The Secret Isn't What You Add. It's What You Remove.
Interior designers work with a principle that most people intuitively understand but rarely apply: a space feels more expensive not because of what's in it, but because of how deliberately it's been edited.
The homes that stop you mid-scroll — the ones that feel simultaneously luxurious and liveable — almost never achieve that feeling through more objects. They achieve it through fewer, but better-placed, ones.
The technique that professionals return to again and again is called the edit and display method, and it's something you can apply to any room without spending anything.
The Core Principle
Most homes accumulate objects gradually, without intention — gifts kept out of obligation, decor bought impulsively, items migrated from other rooms, collections that grew beyond their welcome. The result is visual noise: a space that feels crowded even when it isn't particularly full.
The edit and display method works by temporarily removing everything from a surface or shelf, then returning only a deliberately curated selection. The objects don't change. The relationship between them does.
How to Do It
Step 1: Clear completely. Remove everything from the surface you're working on. Bookshelves, mantels, coffee tables, sideboards — one at a time, clear them entirely.
Step 2: Group what you have. Lay everything out on the floor or a bed and look at it as a collection. You'll likely notice things you'd genuinely forgotten you had.
Step 3: Edit ruthlessly. Return only one-third to one-half of what you removed. Prioritize:
- Items with genuine personal meaning
- Objects with interesting shapes or textures
- Pieces that share a color story with the room
Step 4: Arrange with intentional space. The space between objects is as important as the objects themselves. Group items in odd numbers (threes work particularly well) and vary heights.
Step 5: Store, donate, or relocate the rest. Objects removed from display don't need to be discarded — but they do need to leave the visual field of the room you're editing.
What Changes
The results of this process are frequently described as disorienting in the best possible way. The same furniture, the same walls, the same lighting — but a room that suddenly feels larger, calmer, and more intentional.

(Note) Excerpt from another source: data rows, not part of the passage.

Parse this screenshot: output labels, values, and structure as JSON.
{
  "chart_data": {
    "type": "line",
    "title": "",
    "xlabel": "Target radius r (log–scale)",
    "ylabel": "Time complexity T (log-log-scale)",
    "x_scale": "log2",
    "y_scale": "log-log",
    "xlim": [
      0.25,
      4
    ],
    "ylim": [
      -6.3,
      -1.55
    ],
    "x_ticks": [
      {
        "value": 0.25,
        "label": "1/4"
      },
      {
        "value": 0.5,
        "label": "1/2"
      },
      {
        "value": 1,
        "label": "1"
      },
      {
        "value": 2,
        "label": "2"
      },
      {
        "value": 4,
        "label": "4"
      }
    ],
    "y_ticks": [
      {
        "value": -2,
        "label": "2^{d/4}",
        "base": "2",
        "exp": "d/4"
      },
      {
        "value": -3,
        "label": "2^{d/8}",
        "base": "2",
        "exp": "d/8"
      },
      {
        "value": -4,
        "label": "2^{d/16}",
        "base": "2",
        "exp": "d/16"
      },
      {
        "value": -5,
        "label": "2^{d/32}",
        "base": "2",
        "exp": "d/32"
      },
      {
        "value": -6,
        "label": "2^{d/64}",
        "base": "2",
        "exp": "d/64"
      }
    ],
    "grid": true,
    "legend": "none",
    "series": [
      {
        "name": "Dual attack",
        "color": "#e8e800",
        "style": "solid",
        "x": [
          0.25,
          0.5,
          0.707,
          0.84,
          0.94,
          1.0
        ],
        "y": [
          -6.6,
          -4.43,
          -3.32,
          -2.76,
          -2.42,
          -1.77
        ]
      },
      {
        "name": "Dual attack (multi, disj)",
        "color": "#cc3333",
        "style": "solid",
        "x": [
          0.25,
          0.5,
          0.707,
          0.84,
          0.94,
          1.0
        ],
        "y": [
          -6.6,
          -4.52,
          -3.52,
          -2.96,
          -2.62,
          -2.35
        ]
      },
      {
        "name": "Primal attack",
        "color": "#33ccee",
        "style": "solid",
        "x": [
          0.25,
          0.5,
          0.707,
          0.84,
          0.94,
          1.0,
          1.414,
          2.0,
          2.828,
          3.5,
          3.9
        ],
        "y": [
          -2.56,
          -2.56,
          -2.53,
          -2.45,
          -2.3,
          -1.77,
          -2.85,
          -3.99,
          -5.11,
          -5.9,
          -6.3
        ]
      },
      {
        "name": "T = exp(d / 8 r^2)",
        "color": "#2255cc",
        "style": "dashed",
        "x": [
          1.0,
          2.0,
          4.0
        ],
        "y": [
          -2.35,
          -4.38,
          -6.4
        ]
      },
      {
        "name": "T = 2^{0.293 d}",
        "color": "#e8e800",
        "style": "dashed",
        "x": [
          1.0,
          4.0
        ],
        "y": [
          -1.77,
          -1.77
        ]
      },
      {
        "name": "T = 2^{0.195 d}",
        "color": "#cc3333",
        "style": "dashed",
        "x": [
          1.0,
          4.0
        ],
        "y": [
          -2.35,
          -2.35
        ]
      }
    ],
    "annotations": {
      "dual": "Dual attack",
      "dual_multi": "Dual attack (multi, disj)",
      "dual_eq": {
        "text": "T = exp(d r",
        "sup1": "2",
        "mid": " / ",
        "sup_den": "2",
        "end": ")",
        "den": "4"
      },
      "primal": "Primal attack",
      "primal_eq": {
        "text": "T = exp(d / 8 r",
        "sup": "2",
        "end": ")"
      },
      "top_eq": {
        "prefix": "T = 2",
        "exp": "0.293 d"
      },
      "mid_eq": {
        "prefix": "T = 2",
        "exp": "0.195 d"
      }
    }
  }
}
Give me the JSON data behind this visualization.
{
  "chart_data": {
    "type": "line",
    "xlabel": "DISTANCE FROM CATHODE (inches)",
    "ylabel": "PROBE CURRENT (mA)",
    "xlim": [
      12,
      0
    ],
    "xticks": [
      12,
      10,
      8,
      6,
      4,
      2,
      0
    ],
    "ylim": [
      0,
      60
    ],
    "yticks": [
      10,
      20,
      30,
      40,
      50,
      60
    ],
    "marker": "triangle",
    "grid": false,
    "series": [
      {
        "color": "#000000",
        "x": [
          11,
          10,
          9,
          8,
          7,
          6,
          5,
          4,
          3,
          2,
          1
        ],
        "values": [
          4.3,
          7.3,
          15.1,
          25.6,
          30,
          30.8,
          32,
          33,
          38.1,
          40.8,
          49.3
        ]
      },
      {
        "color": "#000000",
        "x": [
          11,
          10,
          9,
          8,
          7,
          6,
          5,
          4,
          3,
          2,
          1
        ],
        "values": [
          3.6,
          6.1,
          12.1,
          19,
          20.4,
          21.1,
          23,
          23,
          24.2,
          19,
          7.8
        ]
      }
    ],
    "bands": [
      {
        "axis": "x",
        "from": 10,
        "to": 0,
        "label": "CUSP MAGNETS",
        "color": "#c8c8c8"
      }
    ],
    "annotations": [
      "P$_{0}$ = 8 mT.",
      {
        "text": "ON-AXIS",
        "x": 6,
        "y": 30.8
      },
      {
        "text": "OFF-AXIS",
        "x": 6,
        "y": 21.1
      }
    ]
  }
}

Designers note that visual rest is a genuine psychological experience. When the eye has fewer things competing for attention, it relaxes. The room feels considered rather than accumulated.
The Maintenance Principle
The hardest part of this approach isn't the initial edit — it's resisting the gravitational pull toward gradual re-accumulation. A useful rule: before any new object enters a display space, identify what it will replace. One in, one out.
Apply this to one room this weekend. The transformation requires no shopping, no renovation, and no budget. Just a willingness to see your home differently.
The most powerful design tool you have is subtraction.